伝統工芸セ建て替えへ/市 振興交付金を活用し
2012年度に交付されるソフト事業部門予算の沖縄振興特別推進交付金(仮称)市町村配分を活用し、宮古島市は宮古伝統工芸品研究センター(受託管理者・宮古織物事業協同組合)の移転新築を検討していることが6日、分かった。
内閣府沖縄担当部局予算案約2937億円のうち、ソフト事業に充当し一括交付金化する同予算は、4日に県と市町村長で開いた沖縄振興会議において、県分と市町村配分案が県側から示され、大筋の合意を得た。宮古島市への配分は約11億円が見込まれている。
市は、かねてから老朽化し手狭となった同研究センターの移転新築を同織物事業協同組合などから要請を受けていた。
市関係者によると、現在の敷地が狭あいなため、移転を含めて施設の建設を検討していた。また、新たな施設には展示資料館を設けるとともに、宮古上布の製造工程全体をガラス越しに見学できるコースを設置し、観光施設としての要素を加味することも検討しているという。初年度は基本計画策定と実施設計に着手したい考えだ。
同組合の上原則子専務理事は「国の重要無形文化財である宮古上布の生産拡大を目指すためにも施設の充実は必要。ぜひ実現してほしい」と話した。
同理事長を務める長濱政治副市長は「市の伝統文化を継承し、併せて産業振興を図るという点で、同交付金を活用しての移転新築事業は有意義だと思う」と話した。

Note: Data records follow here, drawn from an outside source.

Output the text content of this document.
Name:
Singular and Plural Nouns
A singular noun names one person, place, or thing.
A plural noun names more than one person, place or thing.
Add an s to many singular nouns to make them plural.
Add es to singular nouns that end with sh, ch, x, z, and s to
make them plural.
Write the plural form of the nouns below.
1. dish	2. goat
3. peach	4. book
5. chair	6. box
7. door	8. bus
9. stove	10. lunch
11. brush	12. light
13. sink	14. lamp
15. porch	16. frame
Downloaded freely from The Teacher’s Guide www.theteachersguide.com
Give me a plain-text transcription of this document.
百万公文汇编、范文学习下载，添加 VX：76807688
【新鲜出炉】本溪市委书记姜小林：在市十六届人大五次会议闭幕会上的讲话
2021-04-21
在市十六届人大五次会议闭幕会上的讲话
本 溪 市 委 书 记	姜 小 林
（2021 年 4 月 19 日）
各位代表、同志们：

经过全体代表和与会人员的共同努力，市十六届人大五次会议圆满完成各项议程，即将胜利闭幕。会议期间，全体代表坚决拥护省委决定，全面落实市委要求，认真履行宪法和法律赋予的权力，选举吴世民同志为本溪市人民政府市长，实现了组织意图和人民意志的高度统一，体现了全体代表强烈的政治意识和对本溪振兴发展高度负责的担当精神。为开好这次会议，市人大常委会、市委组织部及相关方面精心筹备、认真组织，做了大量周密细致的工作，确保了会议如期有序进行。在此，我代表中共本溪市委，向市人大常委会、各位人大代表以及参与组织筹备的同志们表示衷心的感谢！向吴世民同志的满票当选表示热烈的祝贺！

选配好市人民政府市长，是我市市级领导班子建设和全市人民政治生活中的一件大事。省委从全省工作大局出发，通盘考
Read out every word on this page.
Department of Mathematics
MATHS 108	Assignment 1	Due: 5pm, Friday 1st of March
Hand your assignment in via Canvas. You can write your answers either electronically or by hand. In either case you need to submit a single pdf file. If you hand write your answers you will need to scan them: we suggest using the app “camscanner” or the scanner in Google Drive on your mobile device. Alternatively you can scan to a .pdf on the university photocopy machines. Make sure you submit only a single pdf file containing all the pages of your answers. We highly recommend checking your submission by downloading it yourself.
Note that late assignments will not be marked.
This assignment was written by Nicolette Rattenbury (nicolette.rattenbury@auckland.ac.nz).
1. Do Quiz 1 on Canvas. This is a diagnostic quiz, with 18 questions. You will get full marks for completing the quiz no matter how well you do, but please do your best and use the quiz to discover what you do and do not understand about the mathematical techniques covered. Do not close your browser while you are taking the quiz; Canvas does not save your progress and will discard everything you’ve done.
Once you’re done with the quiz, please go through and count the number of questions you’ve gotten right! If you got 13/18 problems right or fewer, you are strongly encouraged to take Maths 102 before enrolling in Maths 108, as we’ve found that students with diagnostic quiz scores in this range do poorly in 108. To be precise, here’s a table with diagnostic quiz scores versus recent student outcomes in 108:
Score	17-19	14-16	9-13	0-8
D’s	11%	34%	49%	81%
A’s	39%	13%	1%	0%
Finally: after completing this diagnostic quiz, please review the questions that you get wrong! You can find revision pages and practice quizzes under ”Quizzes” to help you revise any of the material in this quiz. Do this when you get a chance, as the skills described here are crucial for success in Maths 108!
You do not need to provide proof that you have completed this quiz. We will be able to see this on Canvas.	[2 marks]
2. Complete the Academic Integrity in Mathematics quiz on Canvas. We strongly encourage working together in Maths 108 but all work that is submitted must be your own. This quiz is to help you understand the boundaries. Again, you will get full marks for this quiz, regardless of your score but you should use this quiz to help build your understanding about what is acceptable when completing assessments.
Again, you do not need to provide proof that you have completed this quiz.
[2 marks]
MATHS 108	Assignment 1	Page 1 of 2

同交付金の市町村活用について、上原良幸副知事は本紙取材に対し「10分の2は市町村が負担しなければならず、必ずしも使い勝手の良い制度にはなっていない」と指摘した上で、「県は活用手法などのアドバイスを行っていくが、地域の主体性を尊重する立場から、地域特性を発揮できる事業内容を自ら立案してほしい」と述べ、市町村の独創性を促していた。